Being considered for The Rising Star Chef of the Year, an award bestowed to promising chefs under the age of 30, is “incredibly flattering,” said the 26-year-old.

Fellow nominees for the 2014 James Beard Awards, known as the “Oscars of the food world,” include Outstanding Restaurant of the Year, Fore Street in Portland and Primo in Rockland. These eateries have multiple nominations. Last year Primo chef and owner Melissa Kelly won her second Best Chef Northeast award.

This year the Best Chef Northeast category has three Maine contenders. Brian Hill of Francine Bistro in Camden was nominated; he too has been tapped many times before. Joining him is Masa Miyake of Miyake in Portland, the chef who also owns and operates Pai Men Miyake and Miyake Diner in Portland. This is a Beard first for the trend-setter who introduced tasting menus to the city in 2007.

“It’s not something I was seeking,” said Miyake, who has a farm in Freeport where he raises livestock. “It was not my main goal, but I definitely appreciate it.”

Ravin Nakjaroen of Camden pan-Asian restaurant Long Grain was nominated a second time. The chef from Thailand said he reached semifinal status in 2008 for his former restaurant The Four Rivers in Fort Lauderdale, Fla.

“I feel great. Someone sees what we are doing here. I am very grateful for that,” said Nakjaroen.

At his handmade noodle house he uses local ingredients to create crossover dishes and new tastes.

“We just focus on really good ingredients and comfort food. It’s a homemade product,” Nakjaroen said.

The 36-year-old likes to keep things simple and ever-changing.

“It’s like you are coming into my house,” Nakjaroen said. “If we feel like Italian, we do Italian, if we want to do Thai then that’s what you will find.”

Finally, Rob Tod of Allagash Brewery in Portland was nominated for Outstanding Wine, Beer or Spirits Professional, a long overdue recognition for the pioneering Maine brewery.

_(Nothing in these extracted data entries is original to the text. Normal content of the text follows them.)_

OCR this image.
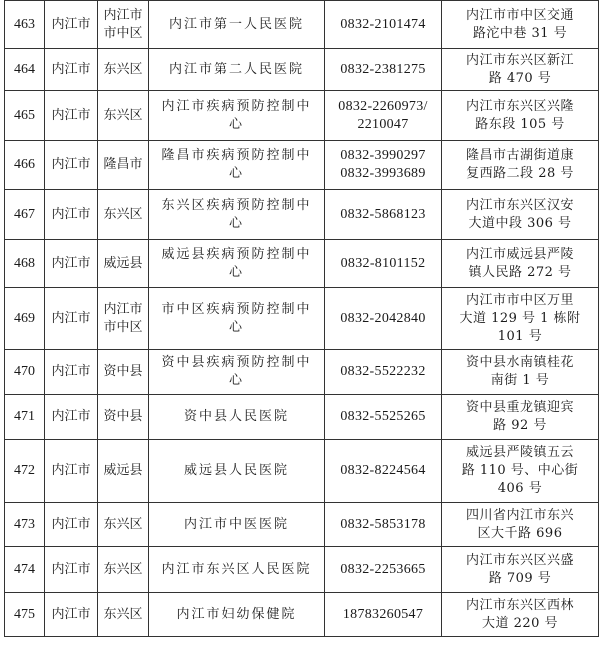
463	内江市	内江市
市中区	内江市第一人民医院	0832-2101474	内江市市中区交通
路沱中巷 31 号

464	内江市	东兴区	内江市第二人民医院	0832-2381275	内江市东兴区新江
路 470 号

465	内江市	东兴区	内江市疾病预防控制中
心	0832-2260973/
2210047	内江市东兴区兴隆
路东段 105 号

466	内江市	隆昌市	隆昌市疾病预防控制中
心	0832-3990297
0832-3993689	隆昌市古湖街道康
复西路二段 28 号

467	内江市	东兴区	东兴区疾病预防控制中
心	0832-5868123	内江市东兴区汉安
大道中段 306 号

468	内江市	威远县	威远县疾病预防控制中
心	0832-8101152	内江市威远县严陵
镇人民路 272 号

469	内江市	内江市
市中区	市中区疾病预防控制中
心	0832-2042840	内江市市中区万里
大道 129 号 1 栋附
101 号

470	内江市	资中县	资中县疾病预防控制中
心	0832-5522232	资中县水南镇桂花
南街 1 号

471	内江市	资中县	资中县人民医院	0832-5525265	资中县重龙镇迎宾
路 92 号

472	内江市	威远县	威远县人民医院	0832-8224564	威远县严陵镇五云
路 110 号、中心街
406 号

473	内江市	东兴区	内江市中医医院	0832-5853178	四川省内江市东兴
区大千路 696

474	内江市	东兴区	内江市东兴区人民医院	0832-2253665	内江市东兴区兴盛
路 709 号

475	内江市	东兴区	内江市妇幼保健院	18783260547	内江市东兴区西林
大道 220 号
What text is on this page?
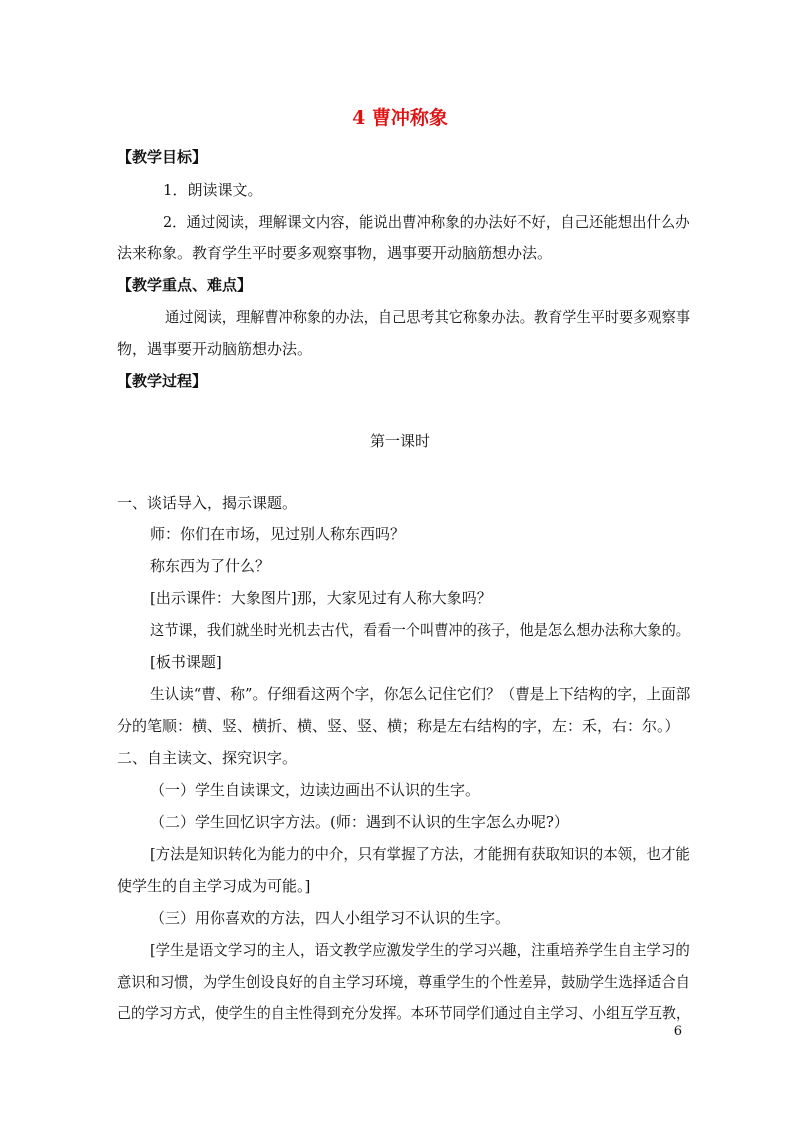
4 曹冲称象
【教学目标】
1．朗读课文。
2．通过阅读，理解课文内容，能说出曹冲称象的办法好不好，自己还能想出什么办
法来称象。教育学生平时要多观察事物，遇事要开动脑筋想办法。
【教学重点、难点】
通过阅读，理解曹冲称象的办法，自己思考其它称象办法。教育学生平时要多观察事
物，遇事要开动脑筋想办法。
【教学过程】
第一课时
一、谈话导入，揭示课题。
师：你们在市场，见过别人称东西吗？
称东西为了什么？
[出示课件：大象图片]那，大家见过有人称大象吗？
这节课，我们就坐时光机去古代，看看一个叫曹冲的孩子，他是怎么想办法称大象的。
[板书课题]
生认读“曹、称”。仔细看这两个字，你怎么记住它们？（曹是上下结构的字，上面部
分的笔顺：横、竖、横折、横、竖、竖、横；称是左右结构的字，左：禾，右：尔。）
二、自主读文、探究识字。
（一）学生自读课文，边读边画出不认识的生字。
（二）学生回忆识字方法。(师：遇到不认识的生字怎么办呢?）
[方法是知识转化为能力的中介，只有掌握了方法，才能拥有获取知识的本领，也才能
使学生的自主学习成为可能。]
（三）用你喜欢的方法，四人小组学习不认识的生字。
[学生是语文学习的主人，语文教学应激发学生的学习兴趣，注重培养学生自主学习的
意识和习惯，为学生创设良好的自主学习环境，尊重学生的个性差异，鼓励学生选择适合自
己的学习方式，使学生的自主性得到充分发挥。本环节同学们通过自主学习、小组互学互教，
6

Stadler at Tao Yuan, one of the youngest Maine chefs to be acknowledged, has worked for Gordon Ramsay in Versailles, attended Le Cordon Bleu in Paris and learned from top chefs in California, Philadelphia, Singapore and Beijing.

The classically trained French cook takes her talent to Portland this spring with a new dumpling house at the corner of Spring and Park streets. If her first Portland opening dovetails with a Beard win, expect standing room only.

“I couldn’t have been more excited, it’s the best you could ever ask for,” she said. “I don’t do fine dining food, we just do really delicious food.”

Finalists in all awards categories will be announced on Tuesday, March 19, and winners will be announced in gala ceremonies on May 2 and 5 in New York City.